Lock Up the Death Penalty

Illinois halts executions to ponder its mistakes

Many arguments are made against the death penalty. But one that always comes up is its irrevocability if an executed man or woman is later proved to be innocent.

Death-penalty proponents say that's no reason to junk the ultimate sanction. We don't stop driving cars because accidents kill, they argue. We only try to drive safer.

The difference, of course, is this: Maintaining capital punishment in the face of even one capital mistake violates the most basic principle of justice - fairness.

A justice system must not only deliver verdicts fairly, it must make amends to the unjustly convicted. It can't do that for the executed.

On a practical level, people lose faith in a system when even one innocent is put to death, eroding the state's ability to fight crime.

In the 23 years since capital punishment was reintroduced in Illinois, 12 death-row inmates have been put to death. Thirteen have been taken off death row because of the discovery of exonerating evidence, such as DNA analysis.
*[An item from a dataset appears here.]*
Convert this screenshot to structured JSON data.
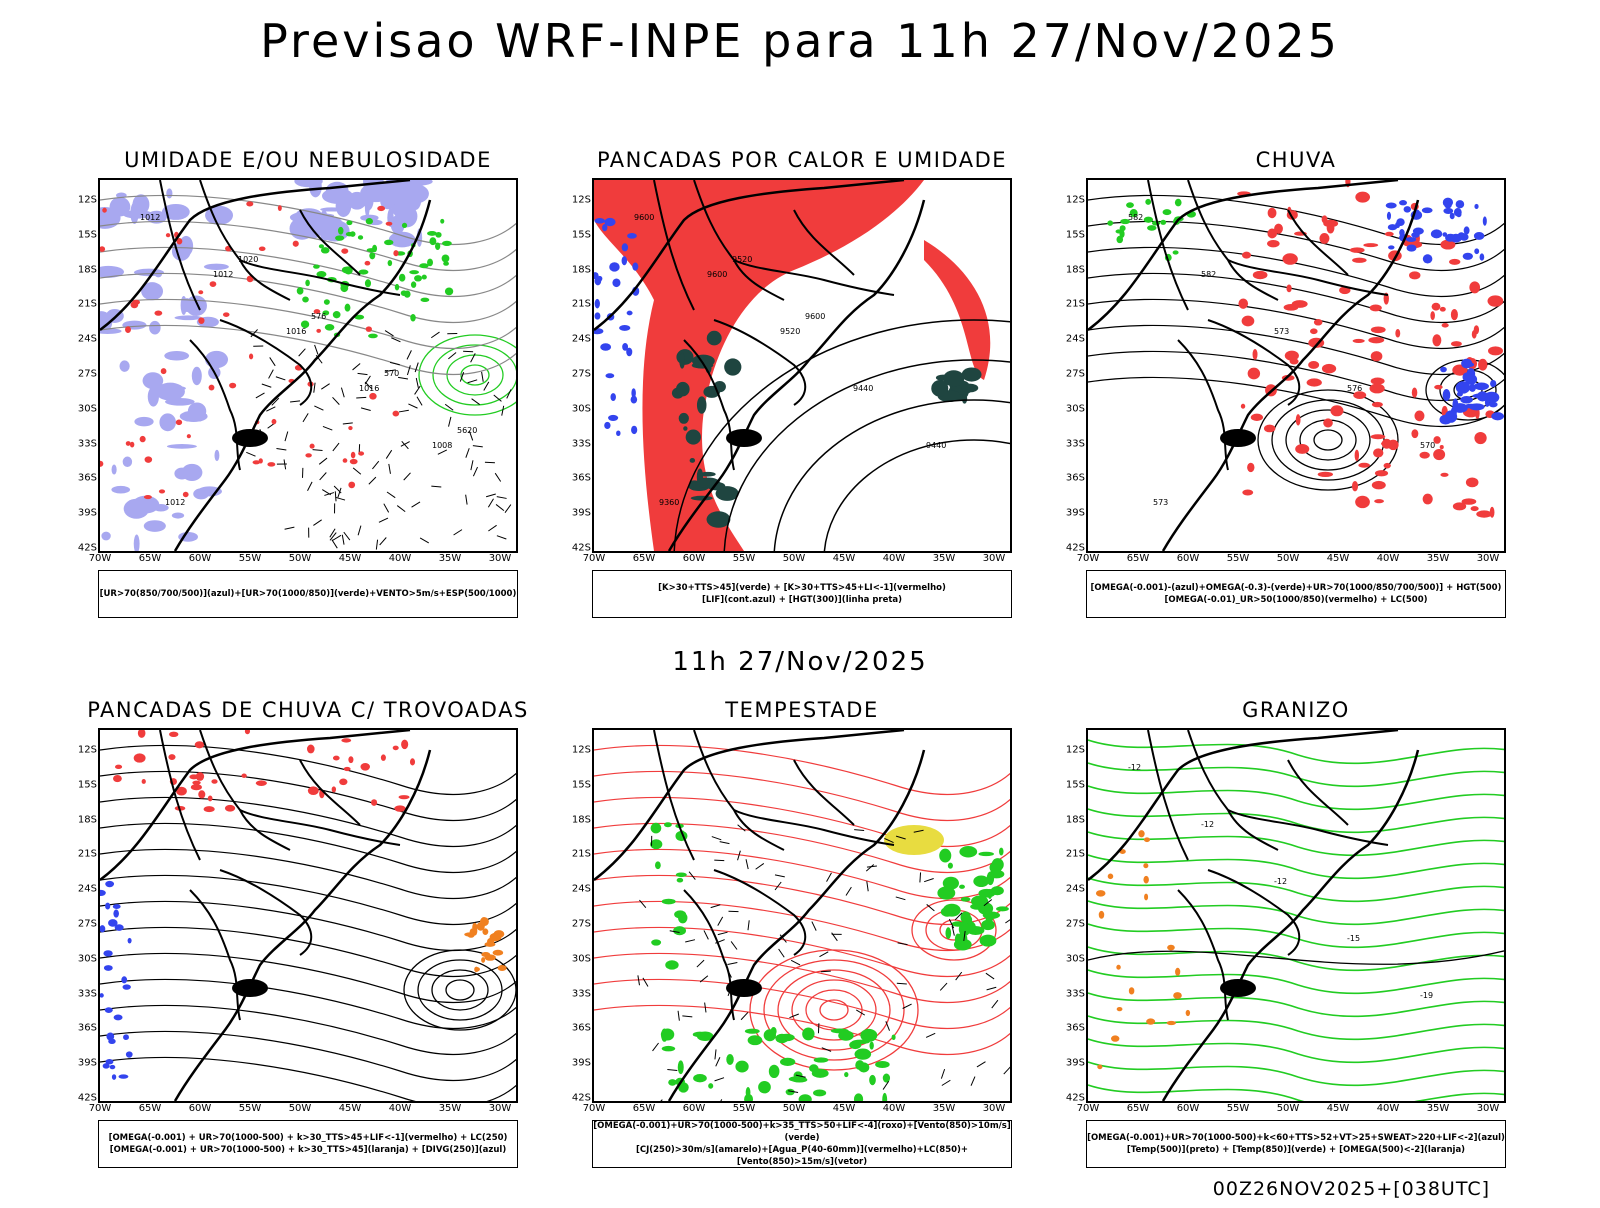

A number of cases were dropped after a new trial was ordered.

In one highly publicized case last year, an inmate came within two days of execution before journalism students at Northwestern University found evidence proving his innocence.

Faced with this record, Illinois Gov. George Ryan, a Republican, has taken a just, compassionate, and politically courageous step: He has decided to halt all executions until a commission can study the way the state handles capital cases and suggest reforms that would minimize the chances of an innocent person being executed.

The room for reform is ample. The Chicago Tribune recently looked at 300 death-penalty cases in the state and found numerous failings. Death-row inmates were often represented by lawyers in poor professional standing, some even disbarred. Convictions often rested on relatively flimsy evidence, such as the testimony of jailhouse informants and hair analysis.

The governor says, as a start, more money could be devoted to legal representation for those facing the death penalty. He still thinks capital punishment is a proper option but "we need to have some answers before we put any innocent people to death."

But can we reliably exclude human error, including prosecutorial excess, from the justice system? And if such errors are surfacing too often in Illinois, how free of them are the other 37 states with the death penalty?

Since the early 1970s, 83 death- row inmates have been released after evidence of their innocence surfaced. Hundreds have been executed over the same period.

Can the justice system ever be 100 percent right? Not likely. Then how can it administer punishment that's 100 percent irreversible?